This post has been updated. The approved Student Assembly resolution is embedded at the bottom of this article.
The Cornell Student Assembly declared on Friday that the judicial codes counselor had the final authority to determine whether an S.A. presidential candidate should be disqualified, effectively ruling that the winner of the spring semester presidential race will be determined by the popular vote.
A winner could be known as soon as the Office of the Assemblies releases vote tallies for the presidential race. Immediately following their vote on Friday evening, S.A. members did not know when the office would release the vote count, but said they expected it would not come before Monday. Gina Giambattista, the director of the Office of the Assemblies, did not respond to a request for comment after business hours on Friday night.
Whenever the votes are counted and a president-elect named, the announcement will conclude more than two weeks of squabbling over procedure that have brought near-unanimous calls from S.A. members and the undergraduate community for reform of the election rules.
Dale Barbaria ’19 and Varun Devatha ’19 are the only two candidates in the S.A. presidential race.
By a 17 to 2 vote, with 6 abstaining, the S.A. clarified in a special meeting on Friday that the judicial codes counselor has the power to overturn the S.A. Elections Committee when the counselor finds bias in the application of the election rules.
“We’re not overturning the elections committee,” the current S.A. president, Jung Won Kim ’18, said. “We’re just clarifying that the JCC has the power to overturn the elections committee. The JCC is a third party [and] by definition, unbiased.”
Friday’s resolution — sponsored by Gabe Kaufman ’18, Debbie Nyakaru ’20 and Daniel Engelson ’18 — differed greatly from the one proposed by Gabe Kaufman ’18 on Thursday in that it did not blame the elections committee and acknowledged that it had been forced to work with “ambiguous language, statements made by current S.A. members, and a lack of precedent.”
Terrill Malone ’21, a voting member of the elections committee, said before the vote that the committee as a whole did “not support this resolution or what it intends to do.”
Travis Cabbell ’18, the director of elections who serves as the committee’s non-voting chair, said in an interview following the vote that the committee “very much intends to release its side” of events and that the committee is “disappointed in what felt like procedural bias” during the S.A. deliberations, based on what he said were members’ conflicts of interest.
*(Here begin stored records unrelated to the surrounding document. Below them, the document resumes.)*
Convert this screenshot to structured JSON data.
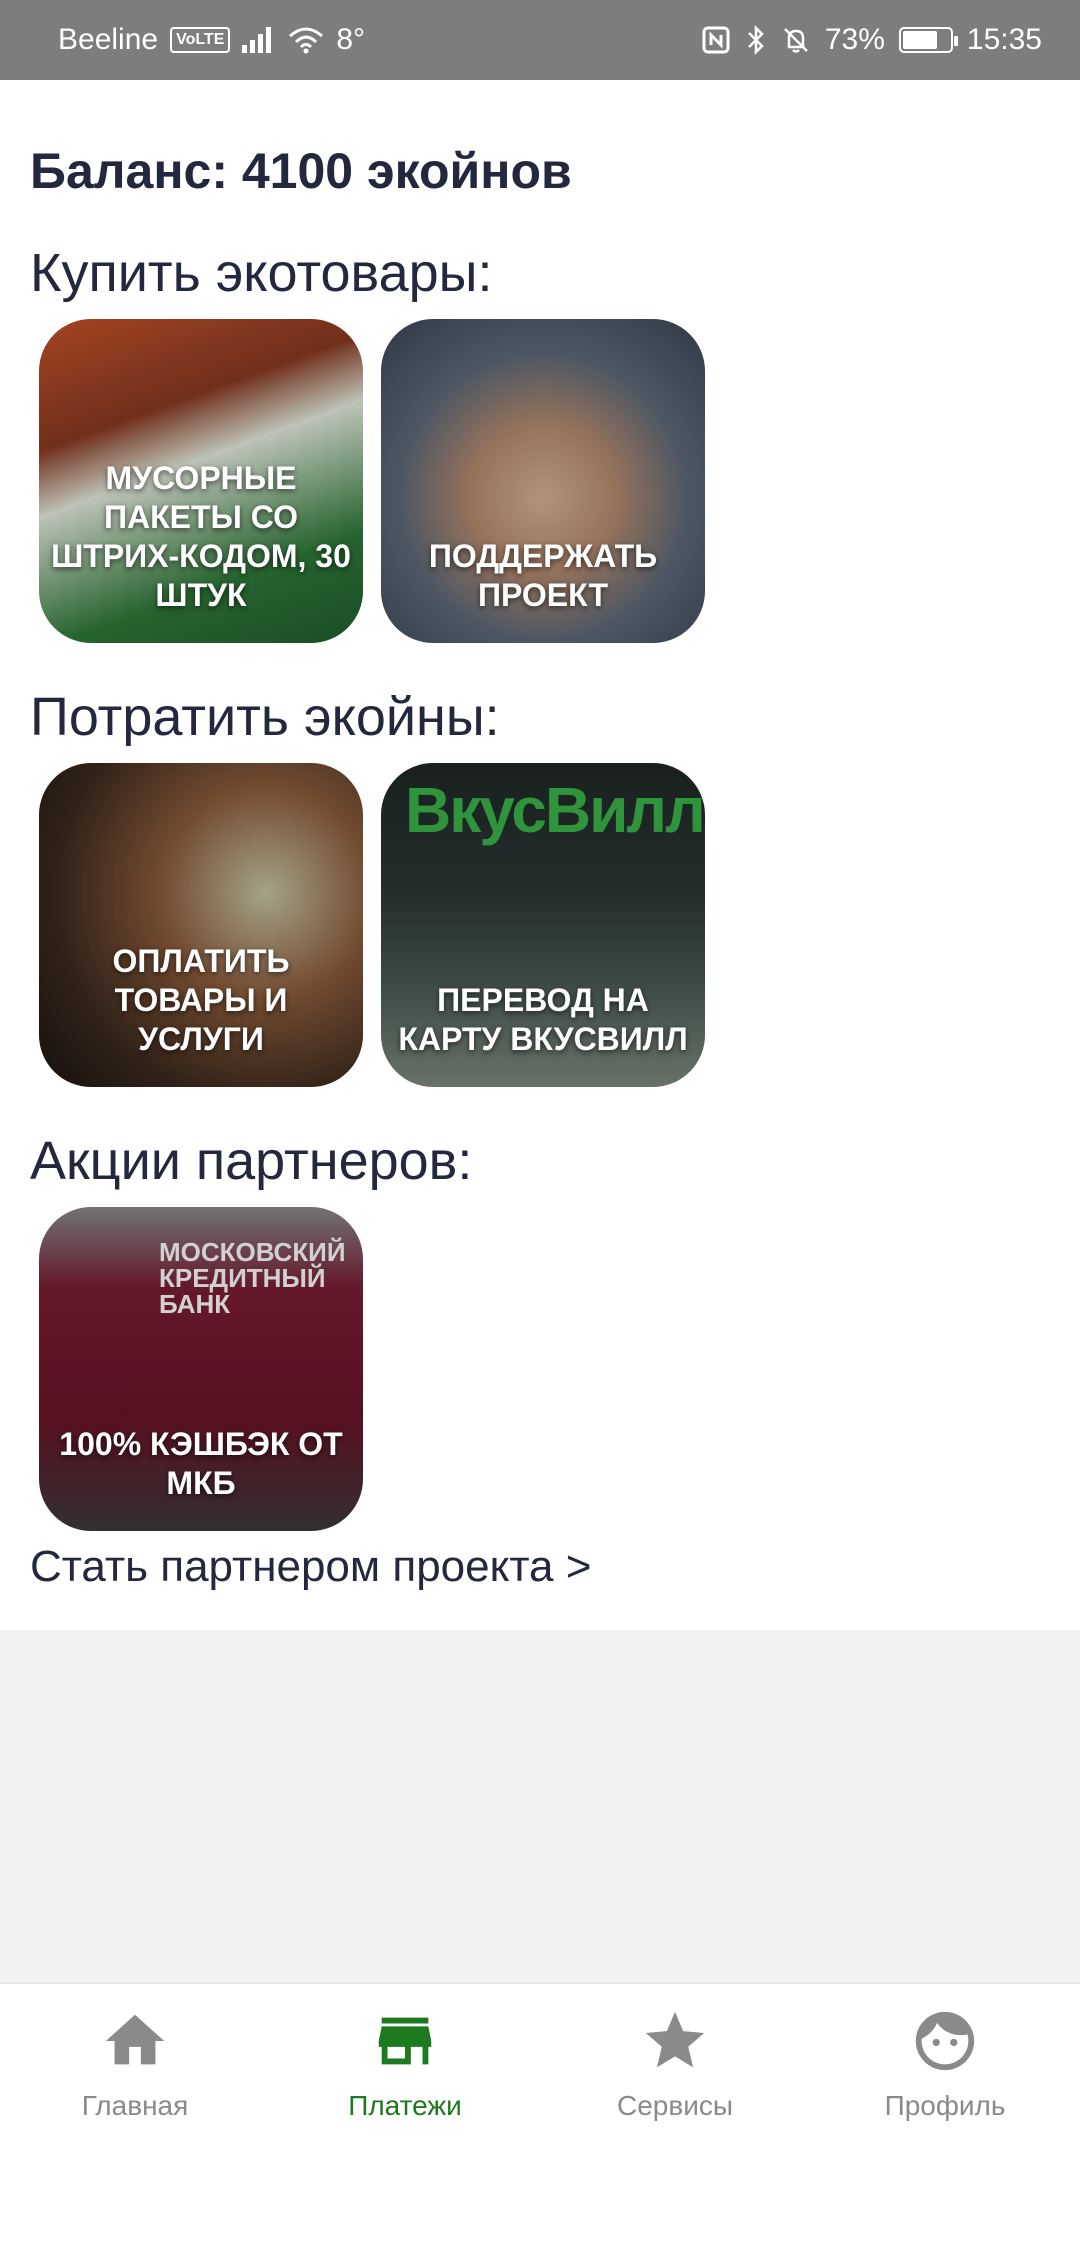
{
  "status_bar": {
    "carrier": "Beeline",
    "volte": "VoLTE",
    "temperature": "8°",
    "battery": "73%",
    "battery_level": 0.73,
    "time": "15:35"
  },
  "balance_label": "Баланс:  4100 экойнов",
  "sections": {
    "buy": {
      "title": "Купить экотовары:",
      "tiles": [
        {
          "label": "Мусорные пакеты со штрих-кодом, 30 штук",
          "image": "trash-bags-image"
        },
        {
          "label": "Поддержать проект",
          "image": "hands-together-image"
        }
      ]
    },
    "spend": {
      "title": "Потратить экойны:",
      "tiles": [
        {
          "label": "Оплатить товары и услуги",
          "image": "phone-payment-image"
        },
        {
          "label": "Перевод на карту ВкусВилл",
          "image": "vkusvill-store-image"
        }
      ],
      "vkusvill_logo_text": "ВкусВилл"
    },
    "partners": {
      "title": "Акции партнеров:",
      "tiles": [
        {
          "label": "100% кэшбэк от МКБ",
          "image": "mkb-bank-image"
        }
      ],
      "mkb_logo_lines": [
        "МОСКОВСКИЙ",
        "КРЕДИТНЫЙ",
        "БАНК"
      ]
    }
  },
  "partner_link": "Стать партнером проекта >",
  "bottom_nav": {
    "items": [
      {
        "label": "Главная",
        "icon": "home-icon",
        "active": false
      },
      {
        "label": "Платежи",
        "icon": "store-icon",
        "active": true
      },
      {
        "label": "Сервисы",
        "icon": "star-icon",
        "active": false
      },
      {
        "label": "Профиль",
        "icon": "face-icon",
        "active": false
      }
    ]
  },
  "colors": {
    "text_primary": "#23283f",
    "nav_active": "#1e7a1e",
    "nav_inactive": "#8a8a8a",
    "status_bar": "#7d7d7d"
  }
}
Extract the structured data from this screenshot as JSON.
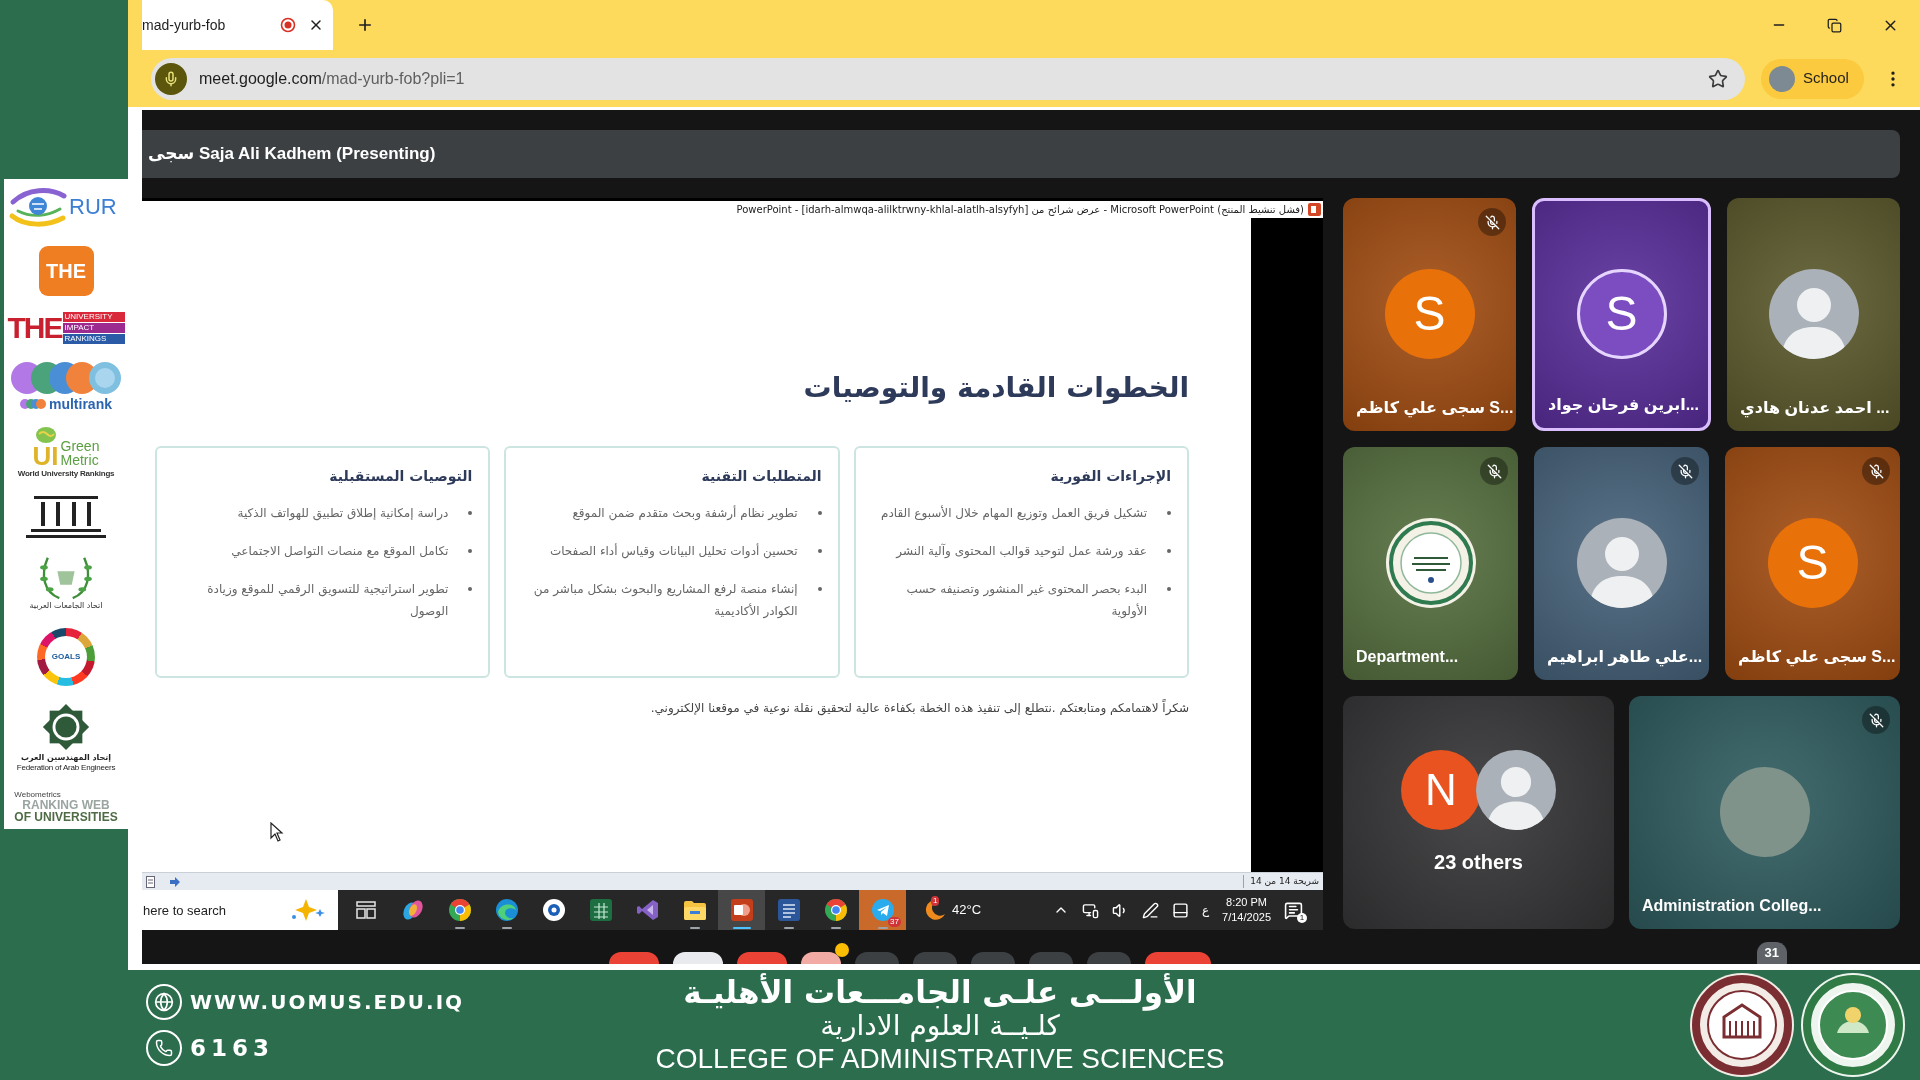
{
  "browser": {
    "tab": {
      "title": "mad-yurb-fob",
      "recording": true
    },
    "address": {
      "host": "meet.google.com",
      "path": "/mad-yurb-fob?pli=1"
    },
    "profile": {
      "label": "School"
    }
  },
  "logos": [
    {
      "kind": "rur",
      "text": "RUR"
    },
    {
      "kind": "tile",
      "text": "THE"
    },
    {
      "kind": "impact",
      "text": "THE",
      "lines": [
        "UNIVERSITY",
        "IMPACT",
        "RANKINGS"
      ]
    },
    {
      "kind": "multirank",
      "text": "multirank"
    },
    {
      "kind": "greenmetric",
      "text": "UI",
      "lines": [
        "Green",
        "Metric"
      ],
      "caption": "World University Rankings"
    },
    {
      "kind": "building"
    },
    {
      "kind": "wreath",
      "caption": "اتحاد الجامعات العربية"
    },
    {
      "kind": "wheel",
      "text": "GOALS"
    },
    {
      "kind": "emblem",
      "caption": "إتحاد المهندسين العرب",
      "subcaption": "Federation of Arab Engineers"
    },
    {
      "kind": "webometrics",
      "text": "Webometrics",
      "lines": [
        "RANKING WEB",
        "OF UNIVERSITIES"
      ]
    }
  ],
  "meet": {
    "presenter": "سجى Saja Ali Kadhem (Presenting)",
    "screen": {
      "window_title": "PowerPoint - [idarh-almwqa-alilktrwny-khlal-alatlh-alsyfyh] عرض شرائح من - Microsoft PowerPoint (فشل تنشيط المنتج)",
      "slide": {
        "title": "الخطوات القادمة والتوصيات",
        "cards": [
          {
            "heading": "الإجراءات الفورية",
            "bullets": [
              "تشكيل فريق العمل وتوزيع المهام خلال الأسبوع القادم",
              "عقد ورشة عمل لتوحيد قوالب المحتوى وآلية النشر",
              "البدء بحصر المحتوى غير المنشور وتصنيفه حسب الأولوية"
            ]
          },
          {
            "heading": "المتطلبات التقنية",
            "bullets": [
              "تطوير نظام أرشفة وبحث متقدم ضمن الموقع",
              "تحسين أدوات تحليل البيانات وقياس أداء الصفحات",
              "إنشاء منصة لرفع المشاريع والبحوث بشكل مباشر من الكوادر الأكاديمية"
            ]
          },
          {
            "heading": "التوصيات المستقبلية",
            "bullets": [
              "دراسة إمكانية إطلاق تطبيق للهواتف الذكية",
              "تكامل الموقع مع منصات التواصل الاجتماعي",
              "تطوير استراتيجية للتسويق الرقمي للموقع وزيادة الوصول"
            ]
          }
        ],
        "footer": "شكراً لاهتمامكم ومتابعتكم .نتطلع إلى تنفيذ هذه الخطة بكفاءة عالية لتحقيق نقلة نوعية في موقعنا الإلكتروني."
      },
      "status": "شريحة 14 من 14",
      "taskbar": {
        "search": {
          "placeholder": "here to search"
        },
        "apps": [
          {
            "kind": "task-view",
            "running": false,
            "active": false,
            "flashing": false
          },
          {
            "kind": "copilot",
            "running": false,
            "active": false,
            "flashing": false
          },
          {
            "kind": "chrome",
            "running": true,
            "active": false,
            "flashing": false
          },
          {
            "kind": "edge",
            "running": true,
            "active": false,
            "flashing": false
          },
          {
            "kind": "round-app",
            "running": false,
            "active": false,
            "flashing": false
          },
          {
            "kind": "excel",
            "running": false,
            "active": false,
            "flashing": false
          },
          {
            "kind": "visual-studio",
            "running": false,
            "active": false,
            "flashing": false
          },
          {
            "kind": "explorer",
            "running": true,
            "active": false,
            "flashing": false
          },
          {
            "kind": "powerpoint",
            "running": true,
            "active": true,
            "flashing": false
          },
          {
            "kind": "word",
            "running": true,
            "active": false,
            "flashing": false
          },
          {
            "kind": "chrome",
            "running": true,
            "active": false,
            "flashing": false
          },
          {
            "kind": "telegram",
            "running": true,
            "active": false,
            "flashing": true,
            "badge": "37"
          }
        ],
        "weather": {
          "badge": "1",
          "temperature": "42°C"
        },
        "language": "ع",
        "time": "8:20 PM",
        "date": "7/14/2025",
        "notifications": "1"
      }
    },
    "tiles": [
      {
        "kind": "person",
        "name": "احمد عدنان هادي ...",
        "color": "#5c5a2c",
        "avatar": {
          "kind": "photo"
        },
        "muted": false,
        "speaking": false
      },
      {
        "kind": "person",
        "name": "ابرين فرحان جواد...",
        "color": "#5a2e9c",
        "avatar": {
          "kind": "letter",
          "letter": "S",
          "color": "#7b4dc0"
        },
        "muted": false,
        "speaking": true
      },
      {
        "kind": "person",
        "name": "سجى علي كاظم S...",
        "color": "#a44e12",
        "avatar": {
          "kind": "letter",
          "letter": "S",
          "color": "#e8710a"
        },
        "muted": true,
        "speaking": false
      },
      {
        "kind": "person",
        "name": "سجى علي كاظم S...",
        "color": "#a44e12",
        "avatar": {
          "kind": "letter",
          "letter": "S",
          "color": "#e8710a"
        },
        "muted": true,
        "speaking": false
      },
      {
        "kind": "person",
        "name": "علي طاهر ابراهيم...",
        "color": "#47637b",
        "avatar": {
          "kind": "photo"
        },
        "muted": true,
        "speaking": false
      },
      {
        "kind": "person",
        "name": "Department...",
        "color": "#56703f",
        "avatar": {
          "kind": "seal"
        },
        "muted": true,
        "speaking": false
      },
      {
        "kind": "others",
        "label": "23 others",
        "color": "#353537",
        "avatars": [
          {
            "kind": "letter",
            "letter": "N",
            "color": "#e8531f"
          },
          {
            "kind": "photo"
          }
        ]
      },
      {
        "kind": "person",
        "name": "Administration Colleg...",
        "color": "#2f5c5f",
        "avatar": {
          "kind": "group-photo"
        },
        "muted": true,
        "speaking": false
      }
    ],
    "participant_count": "31",
    "controls": [
      {
        "kind": "toggle",
        "off": true,
        "selected": false,
        "indicator": false
      },
      {
        "kind": "toggle",
        "off": false,
        "selected": true,
        "indicator": false
      },
      {
        "kind": "toggle",
        "off": true,
        "selected": false,
        "indicator": false
      },
      {
        "kind": "toggle",
        "off": true,
        "selected": true,
        "indicator": true
      },
      {
        "kind": "toggle",
        "off": false,
        "selected": false,
        "indicator": false
      },
      {
        "kind": "toggle",
        "off": false,
        "selected": false,
        "indicator": false
      },
      {
        "kind": "toggle",
        "off": false,
        "selected": false,
        "indicator": false
      },
      {
        "kind": "toggle",
        "off": false,
        "selected": false,
        "indicator": false
      },
      {
        "kind": "toggle",
        "off": false,
        "selected": false,
        "indicator": false
      },
      {
        "kind": "leave",
        "indicator": false
      }
    ]
  },
  "banner": {
    "website": "WWW.UOMUS.EDU.IQ",
    "phone": "6163",
    "lines": [
      "الأولـــى علـى الجامـــعات الأهليـة",
      "كلـيــة العلوم الادارية",
      "COLLEGE OF ADMINISTRATIVE SCIENCES"
    ]
  }
}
The elections committee had disqualified Devatha on March 28 — the day voting ended — ruling that his campaign violated the election rules because a member of his team had included a Cornell logo in a meme urging people to vote for Devatha. The campaign member had posted the meme on a popular Facebook group.
When Devatha appealed to the judicial codes counselor, Kendall Karr, law ’18, she ruled in a seven-page report last week that the elections committee had applied the rules in a biased manner by disqualifying Devatha.
At the time, the elections committee said Karr’s report was solely advisory, upheld its disqualification of Devatha and said the only other presidential candidate, Barbaria, should be the president-elect by default.
The S.A. vote on Friday night clarified, according to the S.A., that Karr’s report was binding and that the total vote count in the election will determine the outcome, once it is released. Karr said she believed the S.A. had made the correct interpretation.
Following the decision, Barbaria said he thought “the assembly felt because of public pressure that they had to act.”
“Overall, I don’t think there was a right or wrong thing that could have been done, but I’m glad that the assembly has done something,” he said, emphasizing the necessity of reforming the election rules.
Devatha was not available for comment immediately following the vote.
Cabbell said it was inappropriate for several members of the S.A. to vote on the resolution by proxy, likely having never seen the final, amended version.
“The student opinion still needs to be heard once the [elections] committee releases its rationale,” he said. “And whether someone may have potentially received a pass when they were rightfully disqualified.”